Mr. Radford stopped teaching history and started teaching English. It was weird seeing him in a new setting, but the class structure and respect level stayed the same. He did not even look ill after having the surgery; although he probably had a lot of time to recover, (it gets harder to remember these days).
This was a classic line that he gave as he burst out of his English class. The hallways were always a riot as kids moved from one class to another. He was used to being locked in the dungeon that was the history department. The English class was next to the main hallway. He burst out of his classroom into the crowded hallway and yelled, “Who the hell is making all of this noise.” A young first year student who had only been there a week said, “You are.”
Of which
Teachers give you last year’s tests to look at so you can see what it going to be on the exams. They have you do mock tests and they point out the important stuff you need to remember. Mr. Radford gave quality advice that nobody else ever said. For example, he said to use the phrase “of which” in a sentence, as it demonstrates a higher level of English that will get you into the higher grade margins.
Most kids are bullied in school, and I was called names and picked on all the time.
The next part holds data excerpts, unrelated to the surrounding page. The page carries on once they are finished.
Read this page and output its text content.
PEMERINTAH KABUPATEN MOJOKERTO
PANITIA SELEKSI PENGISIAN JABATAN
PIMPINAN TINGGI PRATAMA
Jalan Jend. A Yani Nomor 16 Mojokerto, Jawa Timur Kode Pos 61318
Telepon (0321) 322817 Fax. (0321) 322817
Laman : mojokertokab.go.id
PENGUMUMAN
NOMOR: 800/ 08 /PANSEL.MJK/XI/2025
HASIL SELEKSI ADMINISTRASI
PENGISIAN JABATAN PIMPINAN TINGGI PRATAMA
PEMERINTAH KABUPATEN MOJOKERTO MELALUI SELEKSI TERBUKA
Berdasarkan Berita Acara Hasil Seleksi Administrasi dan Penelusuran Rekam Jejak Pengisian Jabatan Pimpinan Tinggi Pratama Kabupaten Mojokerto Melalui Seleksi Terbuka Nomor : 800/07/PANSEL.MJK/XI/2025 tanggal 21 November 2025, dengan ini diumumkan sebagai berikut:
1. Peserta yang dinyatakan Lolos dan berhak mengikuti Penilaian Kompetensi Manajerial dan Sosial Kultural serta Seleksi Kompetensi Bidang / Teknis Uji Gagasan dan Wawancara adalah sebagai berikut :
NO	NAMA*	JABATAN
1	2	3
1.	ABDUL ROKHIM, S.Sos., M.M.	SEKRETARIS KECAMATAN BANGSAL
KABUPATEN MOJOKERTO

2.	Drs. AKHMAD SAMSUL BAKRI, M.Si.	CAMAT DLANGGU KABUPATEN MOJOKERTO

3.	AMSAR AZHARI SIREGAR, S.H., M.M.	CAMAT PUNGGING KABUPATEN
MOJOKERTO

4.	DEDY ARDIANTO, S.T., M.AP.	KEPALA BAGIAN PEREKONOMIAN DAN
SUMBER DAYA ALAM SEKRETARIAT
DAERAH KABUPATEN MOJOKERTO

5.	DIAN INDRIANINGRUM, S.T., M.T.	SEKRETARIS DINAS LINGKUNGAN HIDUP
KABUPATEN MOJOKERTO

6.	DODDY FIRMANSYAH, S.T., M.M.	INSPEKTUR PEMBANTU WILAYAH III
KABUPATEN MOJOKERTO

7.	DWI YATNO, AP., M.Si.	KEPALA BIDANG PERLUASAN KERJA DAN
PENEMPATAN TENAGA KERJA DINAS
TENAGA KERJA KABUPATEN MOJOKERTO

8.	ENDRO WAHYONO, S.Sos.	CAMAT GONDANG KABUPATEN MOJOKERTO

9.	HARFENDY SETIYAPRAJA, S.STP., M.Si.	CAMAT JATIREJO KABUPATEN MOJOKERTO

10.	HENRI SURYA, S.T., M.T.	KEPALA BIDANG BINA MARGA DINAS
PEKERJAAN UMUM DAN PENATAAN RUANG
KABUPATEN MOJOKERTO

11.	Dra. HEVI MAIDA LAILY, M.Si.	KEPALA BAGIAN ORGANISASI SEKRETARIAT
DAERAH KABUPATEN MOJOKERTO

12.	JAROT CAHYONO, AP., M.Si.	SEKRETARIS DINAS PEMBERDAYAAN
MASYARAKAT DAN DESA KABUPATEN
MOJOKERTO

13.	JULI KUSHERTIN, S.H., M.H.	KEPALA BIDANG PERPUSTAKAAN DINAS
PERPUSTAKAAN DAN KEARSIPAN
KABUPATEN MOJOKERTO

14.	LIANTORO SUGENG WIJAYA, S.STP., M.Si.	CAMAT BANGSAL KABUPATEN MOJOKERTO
It wasn’t a physical thing, just a constant stream of name-calling. I was used to getting it all day every day. It was only in his class where he once said, “Would you leave him alone.” It’s strange how stuff like that is remembered. My Geography teacher did it once too. Mr. Whitaker said, “Would you lay off him” which is also something I remember because teachers used to just let it happen.
He was smart enough to see past Steven Cardwell
In an English Lit class, Mr. Radford said something about John Wayne, and for some reason I said, “Take it away pilgrim” in a normal volume but as a John Wayne impression. Steven Cardwell did a gasp and an “aww” as if I had said something very offensive. Usually, this made the teacher holler at whoever spoke with the assumption that Steven’s reaction was warranted. Mr. Radford didn’t fall for it. He just asked what I said and said no more about it. I had watched countless other kids get in trouble because of Steven, but Mr. Radford didn’t fall for it.
He taught me how to think.
The “world is flat” lesson really got to me. It is the first time I started to question what I am supposed to “know” and what is supposedly true. He taught me to think so that even in the later years when he was teaching English, I could see past the text interpret it in a multitude of logical ways.